Know thy self and the impact that you have on others. This seems to be lost on the new generation (i.e. your kids). My observations are that this next generation isn’t being taught how their actions affect others. Affecting others with your behaviours makes you less likeable (think loudness, swearing, littering, spitting, cursing, pushing in – there are countless examples), and one of the most important aspects of true leadership is to be likeable. You can’t get people to do what you want them to do because they want to do it when they can’t stand you because your behaviour affects them physically or mentally.

Another aspect of life long learning is the laboratory of work itself. I talked about finding mentors in the things to start doing, but you should also witness reverse role models – those that you don’t want to emulate. Look for ineffective leaders, keep notes on what they are doing that is not effective.

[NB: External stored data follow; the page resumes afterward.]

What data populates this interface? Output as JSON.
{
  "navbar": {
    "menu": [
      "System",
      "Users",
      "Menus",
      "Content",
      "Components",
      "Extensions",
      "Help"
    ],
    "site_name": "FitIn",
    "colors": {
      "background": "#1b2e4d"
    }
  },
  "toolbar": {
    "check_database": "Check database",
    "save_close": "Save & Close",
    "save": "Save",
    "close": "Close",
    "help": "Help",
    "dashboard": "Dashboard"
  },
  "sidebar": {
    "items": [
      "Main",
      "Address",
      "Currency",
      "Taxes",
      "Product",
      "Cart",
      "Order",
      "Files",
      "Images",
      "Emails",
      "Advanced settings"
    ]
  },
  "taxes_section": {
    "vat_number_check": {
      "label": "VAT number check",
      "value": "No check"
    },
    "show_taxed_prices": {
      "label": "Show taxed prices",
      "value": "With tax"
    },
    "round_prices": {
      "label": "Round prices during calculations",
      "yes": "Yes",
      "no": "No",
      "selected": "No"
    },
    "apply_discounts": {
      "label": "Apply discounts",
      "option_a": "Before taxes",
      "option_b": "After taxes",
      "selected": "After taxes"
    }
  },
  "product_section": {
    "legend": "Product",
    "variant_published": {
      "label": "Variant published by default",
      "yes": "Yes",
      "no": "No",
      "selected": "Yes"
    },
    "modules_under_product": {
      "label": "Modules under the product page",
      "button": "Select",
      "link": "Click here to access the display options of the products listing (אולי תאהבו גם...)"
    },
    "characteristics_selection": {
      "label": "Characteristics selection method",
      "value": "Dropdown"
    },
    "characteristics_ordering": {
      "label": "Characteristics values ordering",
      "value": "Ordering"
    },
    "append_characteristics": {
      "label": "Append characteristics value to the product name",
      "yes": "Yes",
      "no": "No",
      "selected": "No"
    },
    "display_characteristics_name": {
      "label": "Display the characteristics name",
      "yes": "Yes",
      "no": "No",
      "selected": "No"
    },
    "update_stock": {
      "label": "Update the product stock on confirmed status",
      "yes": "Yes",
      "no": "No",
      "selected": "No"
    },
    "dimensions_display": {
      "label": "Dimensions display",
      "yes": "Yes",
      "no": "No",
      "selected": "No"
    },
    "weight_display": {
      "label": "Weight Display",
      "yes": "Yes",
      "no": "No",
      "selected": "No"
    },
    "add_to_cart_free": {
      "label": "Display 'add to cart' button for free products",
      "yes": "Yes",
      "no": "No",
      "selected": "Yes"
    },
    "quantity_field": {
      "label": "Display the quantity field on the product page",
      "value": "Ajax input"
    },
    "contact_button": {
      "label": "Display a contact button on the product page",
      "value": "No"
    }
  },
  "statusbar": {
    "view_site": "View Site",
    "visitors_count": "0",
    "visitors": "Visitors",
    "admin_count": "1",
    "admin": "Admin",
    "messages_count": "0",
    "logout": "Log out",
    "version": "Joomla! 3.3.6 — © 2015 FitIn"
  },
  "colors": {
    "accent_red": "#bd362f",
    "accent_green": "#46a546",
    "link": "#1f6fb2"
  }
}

Look for role reassignment when you can, it staves off boredom, and you’ll learn new skills. Being a generalist is vital if you want to succeed as an impactful leader. Life long learning means being able to cross boundaries in your thirst for leadership knowledge. Business have departments and can be very protective of their turf – you want people to see you as one of theirs even though you may not be at all.

3. Investing in people

The most untapped resource, and without a doubt the most powerful resource that can change the world, is the human mind. You only need to look at the people behind the great companies of our time to see how the human mind, coupled with unwavering motivation, has changed the world. Facebook, Google, Amazon, Tesla.

Having said that – humans are complex and messy. Life and the world around us are equally as complex. Our team members are affected by more than just your leadership shadow. They’re affected by environmental circumstances over which you, as a leader, have very little or no control. They’re affected by their human impulses and reactions to stimulus. They’re affected by chance events in their lives and more profound events that they are perhaps not willing to share with you (think cancer, loss of loved ones, miscarriage and breakups). However, as a leader – if you understand that there are these invisible forces at play, you’re much more likely to take it easy on a wayward team member.

As leaders, we should seek ways to remove whatever is holding a team member back from being motivated in the first place, and this is how you invest in people. Your time, your thought energy and the conversations that you have are all ways to invest time in people. I have been guilty of cutting team members away that I thought were beyond help. Only to find out that in years to come they had been the team members that other leaders had sung their praises as driving forces on their mission. Part of investing in your team members is to keep notes on them. No one should have a span of command so large that they can’t keep a leadership notebook, a page of notes, on their team members. This would contain birthday, partners names, kids names, pet names, sports and hobbies. Each month a paragraph on their performance and behaviours and alignment with the corporate values. The notes are private and not to be shared, but it keeps you connected with the individual, and this effort is called LEADERSHIP.

In summary…

So I have talked about the things to stop doing, start doing, and keep doing in 2021 — the leadership rule of threes. I have said it before, and I’ll say it again – leadership is an energy transference. The more energy you put in as a leader, the better the return.

The foundation of leadership is influence, and purpose, motivation and direction are how you gain that influence.

  1. We need to stop doing things that make the operating environment uncertain for our team members.
  2. We need to start creating a culture of positivity, and
  3. We need to keep empowering our team members and ourselves to learn.

This rule of threes might seem simple – but it’s like leadership, all the theories work well in a vacuum, but the minute you add inherently messy humans to the equation it becomes much more complex.